Hedgefonds können Preiseffizienz des Aktienmarktes steigern
In dem Researchpaper „Hedge Fund Holding and Stock Market Efficiency“ hat ein Team um Andrew Lo vom MIT untersucht, welchen Einfluss Hedgefonds auf die Preisfindungs- und Informationseffizienz im Aktienmarkt haben. Basierend auf vier Messgrößen zeigen die Autoren, dass sich die Preiseffizienz von Aktien, die von Hedgefonds gekauft wurden, infolgedessen verbessert, während das Gegenteil bei von Hedgefonds verkauften Aktien der Fall ist. Dies gilt insbesondere für Hedgefonds, die vergleichsweise klein sind, häufig handeln und von Managern verwaltet werden, die besonders gute Stockpicking-Fähigkeiten aufweisen. Damit stützen die Ergebnisse die Annahme, dass Hedgefonds als Arbitrageure wirken, deren Handeln die Informationseffizienz der Preisfindung verbessert. Das Datensample umfasst in den USA gelistete Aktien für den Zeitraum 2000 bis 2012.

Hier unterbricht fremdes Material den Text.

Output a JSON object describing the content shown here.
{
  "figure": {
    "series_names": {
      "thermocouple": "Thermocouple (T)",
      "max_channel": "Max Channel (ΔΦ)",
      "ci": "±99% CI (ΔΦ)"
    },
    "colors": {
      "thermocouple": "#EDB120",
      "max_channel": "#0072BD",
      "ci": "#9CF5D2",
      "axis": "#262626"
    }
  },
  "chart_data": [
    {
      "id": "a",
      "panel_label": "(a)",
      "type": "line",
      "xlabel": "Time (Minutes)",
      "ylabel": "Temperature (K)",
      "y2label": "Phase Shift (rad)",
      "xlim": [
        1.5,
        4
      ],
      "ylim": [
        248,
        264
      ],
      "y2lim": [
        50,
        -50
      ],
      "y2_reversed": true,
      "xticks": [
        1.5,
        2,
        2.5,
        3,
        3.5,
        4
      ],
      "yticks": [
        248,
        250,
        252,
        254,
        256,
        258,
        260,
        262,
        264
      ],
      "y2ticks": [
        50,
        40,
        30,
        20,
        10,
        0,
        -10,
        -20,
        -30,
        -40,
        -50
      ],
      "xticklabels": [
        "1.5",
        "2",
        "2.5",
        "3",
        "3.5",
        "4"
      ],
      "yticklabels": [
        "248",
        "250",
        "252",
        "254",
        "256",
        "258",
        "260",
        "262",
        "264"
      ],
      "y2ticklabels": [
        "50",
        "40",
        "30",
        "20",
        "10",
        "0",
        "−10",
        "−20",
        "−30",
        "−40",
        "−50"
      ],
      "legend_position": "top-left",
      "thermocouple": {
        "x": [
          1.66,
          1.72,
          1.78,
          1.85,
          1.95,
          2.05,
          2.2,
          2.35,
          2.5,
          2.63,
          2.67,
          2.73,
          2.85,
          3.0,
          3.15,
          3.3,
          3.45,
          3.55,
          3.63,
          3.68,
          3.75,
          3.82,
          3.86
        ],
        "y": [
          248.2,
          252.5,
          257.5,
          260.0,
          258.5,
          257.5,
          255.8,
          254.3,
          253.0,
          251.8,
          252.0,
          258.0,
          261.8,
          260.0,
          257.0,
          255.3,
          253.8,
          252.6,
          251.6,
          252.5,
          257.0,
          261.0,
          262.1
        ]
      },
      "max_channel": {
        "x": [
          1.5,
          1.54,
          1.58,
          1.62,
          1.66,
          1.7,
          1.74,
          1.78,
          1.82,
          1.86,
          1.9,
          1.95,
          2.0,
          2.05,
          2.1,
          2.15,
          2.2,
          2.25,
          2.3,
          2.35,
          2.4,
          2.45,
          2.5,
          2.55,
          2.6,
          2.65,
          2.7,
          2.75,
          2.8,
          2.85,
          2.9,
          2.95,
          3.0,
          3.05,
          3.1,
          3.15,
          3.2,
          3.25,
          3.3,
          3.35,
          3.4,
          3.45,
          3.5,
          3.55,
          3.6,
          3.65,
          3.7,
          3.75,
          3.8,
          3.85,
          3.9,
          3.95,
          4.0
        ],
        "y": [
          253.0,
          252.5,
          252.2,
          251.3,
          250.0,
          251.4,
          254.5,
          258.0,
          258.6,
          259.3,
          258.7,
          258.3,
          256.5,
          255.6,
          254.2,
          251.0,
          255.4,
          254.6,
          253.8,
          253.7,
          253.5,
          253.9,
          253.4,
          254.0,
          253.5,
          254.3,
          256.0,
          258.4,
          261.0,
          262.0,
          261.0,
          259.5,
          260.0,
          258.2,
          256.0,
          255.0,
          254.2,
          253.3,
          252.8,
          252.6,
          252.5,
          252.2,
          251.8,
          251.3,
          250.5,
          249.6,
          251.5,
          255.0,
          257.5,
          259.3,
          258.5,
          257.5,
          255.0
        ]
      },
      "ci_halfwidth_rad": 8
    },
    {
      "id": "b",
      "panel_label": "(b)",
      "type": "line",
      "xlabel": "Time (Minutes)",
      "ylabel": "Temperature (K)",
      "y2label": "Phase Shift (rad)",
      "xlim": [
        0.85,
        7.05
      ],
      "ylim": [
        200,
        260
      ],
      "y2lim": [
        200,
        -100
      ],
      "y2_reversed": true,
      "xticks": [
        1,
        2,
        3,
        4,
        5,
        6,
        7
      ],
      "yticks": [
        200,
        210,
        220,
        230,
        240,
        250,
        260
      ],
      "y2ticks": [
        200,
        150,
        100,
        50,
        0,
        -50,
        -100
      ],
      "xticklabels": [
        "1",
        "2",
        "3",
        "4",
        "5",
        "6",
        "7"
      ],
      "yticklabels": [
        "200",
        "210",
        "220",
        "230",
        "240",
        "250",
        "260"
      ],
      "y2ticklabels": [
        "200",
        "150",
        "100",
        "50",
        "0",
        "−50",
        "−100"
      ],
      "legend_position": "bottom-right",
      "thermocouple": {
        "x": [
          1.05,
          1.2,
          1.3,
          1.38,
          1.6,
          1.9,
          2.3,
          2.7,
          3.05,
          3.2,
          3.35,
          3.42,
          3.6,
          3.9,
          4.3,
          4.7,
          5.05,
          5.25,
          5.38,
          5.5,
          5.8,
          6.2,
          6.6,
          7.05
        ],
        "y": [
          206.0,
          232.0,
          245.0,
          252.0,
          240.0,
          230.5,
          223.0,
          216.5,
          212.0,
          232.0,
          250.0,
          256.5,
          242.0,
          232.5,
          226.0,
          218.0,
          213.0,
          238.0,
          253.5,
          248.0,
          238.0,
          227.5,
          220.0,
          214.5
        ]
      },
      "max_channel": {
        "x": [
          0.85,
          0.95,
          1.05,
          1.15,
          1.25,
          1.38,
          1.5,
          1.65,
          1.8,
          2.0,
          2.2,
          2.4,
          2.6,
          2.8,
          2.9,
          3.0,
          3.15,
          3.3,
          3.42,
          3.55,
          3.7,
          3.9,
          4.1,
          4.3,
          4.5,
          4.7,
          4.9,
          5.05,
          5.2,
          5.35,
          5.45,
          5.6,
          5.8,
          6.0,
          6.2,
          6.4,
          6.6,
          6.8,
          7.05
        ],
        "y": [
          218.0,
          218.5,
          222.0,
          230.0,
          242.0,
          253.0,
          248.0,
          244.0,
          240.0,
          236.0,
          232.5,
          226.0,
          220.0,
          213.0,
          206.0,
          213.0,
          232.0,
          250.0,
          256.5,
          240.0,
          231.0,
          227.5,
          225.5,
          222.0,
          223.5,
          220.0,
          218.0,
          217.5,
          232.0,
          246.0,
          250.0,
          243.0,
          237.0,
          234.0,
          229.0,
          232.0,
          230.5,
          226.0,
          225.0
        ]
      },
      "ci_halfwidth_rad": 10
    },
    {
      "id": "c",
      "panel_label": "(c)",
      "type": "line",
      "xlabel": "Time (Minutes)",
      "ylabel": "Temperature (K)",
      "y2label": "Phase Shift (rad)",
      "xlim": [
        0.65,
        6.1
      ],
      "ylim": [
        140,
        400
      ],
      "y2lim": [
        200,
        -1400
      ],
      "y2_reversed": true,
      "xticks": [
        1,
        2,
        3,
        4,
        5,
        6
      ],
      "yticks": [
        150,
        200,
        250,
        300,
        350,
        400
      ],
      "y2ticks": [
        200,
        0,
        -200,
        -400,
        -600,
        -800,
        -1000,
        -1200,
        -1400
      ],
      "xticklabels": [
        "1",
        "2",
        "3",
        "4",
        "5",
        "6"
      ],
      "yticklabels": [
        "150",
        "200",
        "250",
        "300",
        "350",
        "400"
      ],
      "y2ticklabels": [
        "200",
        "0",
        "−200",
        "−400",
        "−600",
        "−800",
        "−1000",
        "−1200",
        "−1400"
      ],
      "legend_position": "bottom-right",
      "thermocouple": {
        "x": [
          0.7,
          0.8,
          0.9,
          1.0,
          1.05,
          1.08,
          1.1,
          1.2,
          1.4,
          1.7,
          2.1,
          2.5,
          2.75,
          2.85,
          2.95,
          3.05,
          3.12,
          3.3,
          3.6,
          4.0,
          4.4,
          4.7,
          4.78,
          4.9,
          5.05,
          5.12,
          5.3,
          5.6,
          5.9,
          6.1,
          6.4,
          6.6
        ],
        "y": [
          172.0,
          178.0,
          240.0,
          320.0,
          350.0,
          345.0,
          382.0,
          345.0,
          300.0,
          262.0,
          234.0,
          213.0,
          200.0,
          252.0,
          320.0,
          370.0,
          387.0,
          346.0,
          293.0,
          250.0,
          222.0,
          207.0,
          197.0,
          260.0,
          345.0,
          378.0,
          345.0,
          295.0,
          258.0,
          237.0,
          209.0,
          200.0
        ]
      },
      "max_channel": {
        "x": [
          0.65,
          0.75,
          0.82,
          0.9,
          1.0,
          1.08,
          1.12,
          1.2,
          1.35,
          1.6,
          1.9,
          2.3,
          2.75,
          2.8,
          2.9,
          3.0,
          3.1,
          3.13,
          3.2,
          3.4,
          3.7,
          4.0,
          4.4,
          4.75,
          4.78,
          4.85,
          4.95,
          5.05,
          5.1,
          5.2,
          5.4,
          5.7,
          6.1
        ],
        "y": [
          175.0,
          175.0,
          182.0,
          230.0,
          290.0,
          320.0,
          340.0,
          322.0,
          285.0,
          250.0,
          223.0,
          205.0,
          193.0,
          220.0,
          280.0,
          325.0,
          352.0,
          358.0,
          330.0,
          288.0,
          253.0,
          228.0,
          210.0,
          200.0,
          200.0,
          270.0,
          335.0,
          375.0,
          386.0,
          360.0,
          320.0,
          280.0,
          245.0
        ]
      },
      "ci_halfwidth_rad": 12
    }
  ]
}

Quelle: Cao, Liang, Lo, Petrasek, 2017
Auch das Engagement anderer institutioneller Investoren wie Banken oder Investmentfonds verbessert die Preiseffizienz der von diesen gehaltenen Aktien, jedoch sind die positiven Auswirkungen der Hedgefonds signifikant größer. Problematisch ist ihre Rolle hingegen in Zeiten von Liquiditätskrisen. Wenn Hedgefonds durch Mittelabflüsse in einem engen Liquiditätsumfeld gezwungen sind, Positionen zu verkaufen, dann verschlechtert sich hierdurch die Informationseffizienz der betroffenen Aktien. Dies gilt verstärkt für die Titel, die von Hedgefonds gehalten werden, welche sich mit Fremdkapital hebeln, oder solchen, die nur geringe Rückgabebeschränkungen aufweisen. Daraus schließen die Autoren, dass die Auswirkungen der Hedgefonds auf die Preisfindungseffizienz von der Verfügbarkeit von Kapital für Arbitrageaktivitäten abhängen.